In an in vivo micronucleus assay performed similarly to the OECD guideline No. 474 with minor deviations, male/female NMRI mice were exposed to alpha-Hexylcinnamaldehyde (HCA) diluted in olive oil by a single intraperitoneal dose. Different dose levels (324, 540, 756 mg/kg bw) were tested (8 animals per dose). 30 hours after the injection, the bone marrow cells were collected and one thousand polychromatic erythrocytes were observed in order to quantify the number of micronucleated polychromatic erythrocytes.
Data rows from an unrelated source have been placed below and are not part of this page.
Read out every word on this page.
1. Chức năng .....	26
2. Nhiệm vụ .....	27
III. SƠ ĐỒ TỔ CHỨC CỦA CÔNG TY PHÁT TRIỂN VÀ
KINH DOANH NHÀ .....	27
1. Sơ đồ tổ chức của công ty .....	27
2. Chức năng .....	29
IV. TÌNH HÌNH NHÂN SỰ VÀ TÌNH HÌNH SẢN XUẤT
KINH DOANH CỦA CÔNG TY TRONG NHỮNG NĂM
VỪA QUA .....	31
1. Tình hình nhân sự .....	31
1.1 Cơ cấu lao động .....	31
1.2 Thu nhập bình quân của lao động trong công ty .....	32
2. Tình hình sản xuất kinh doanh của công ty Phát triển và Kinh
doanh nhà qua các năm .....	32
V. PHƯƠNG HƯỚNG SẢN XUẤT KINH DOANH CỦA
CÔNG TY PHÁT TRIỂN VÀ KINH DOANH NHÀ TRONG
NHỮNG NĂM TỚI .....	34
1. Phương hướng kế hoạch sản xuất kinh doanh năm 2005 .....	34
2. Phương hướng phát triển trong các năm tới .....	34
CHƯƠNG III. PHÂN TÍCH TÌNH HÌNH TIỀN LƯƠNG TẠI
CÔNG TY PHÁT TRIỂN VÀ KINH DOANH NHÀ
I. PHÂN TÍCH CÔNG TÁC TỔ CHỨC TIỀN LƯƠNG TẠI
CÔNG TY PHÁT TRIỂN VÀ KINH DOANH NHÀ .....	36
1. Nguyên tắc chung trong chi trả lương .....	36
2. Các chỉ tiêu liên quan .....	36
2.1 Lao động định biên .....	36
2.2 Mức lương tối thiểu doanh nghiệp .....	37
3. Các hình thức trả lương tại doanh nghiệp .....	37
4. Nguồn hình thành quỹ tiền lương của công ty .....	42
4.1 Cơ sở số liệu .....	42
Concurrent vehicle animals were used as negative control, no data was available on positive control. Under the test conditions, there was no significant increase of micronucleated polychromatic erythrocytes, if compared with the concurrent control. No mortality was observed. Therefore, under the study conditions it is concluded that HCA is not clastogenic.

Endpoint conclusion
Endpoint conclusion:
no adverse effect observed (negative)

Mode of Action Analysis / Human Relevance Framework

Not genotoxic and as such no mode of action is required.

Additional information

Additional information from genetic toxicity in vivo:

No evidence of bacterial mutation was seen in an Ames test performed in S. typhimurium TA97 and TA102 using amyl cinnamic aldehyde. No evidence of clastogenicity is seen in a mouse bone marrow micronucleus assay performed with the read-across substance hexyl cinnamic aldehyde.

Justification for selection of genetic toxicity endpoint

Higher tier (in vivo) study.

Justification for classification or non-classification

No classification for genetic toxicity is proposed in the absence of any indication of mutagenic or clastogenic activity in standard studies.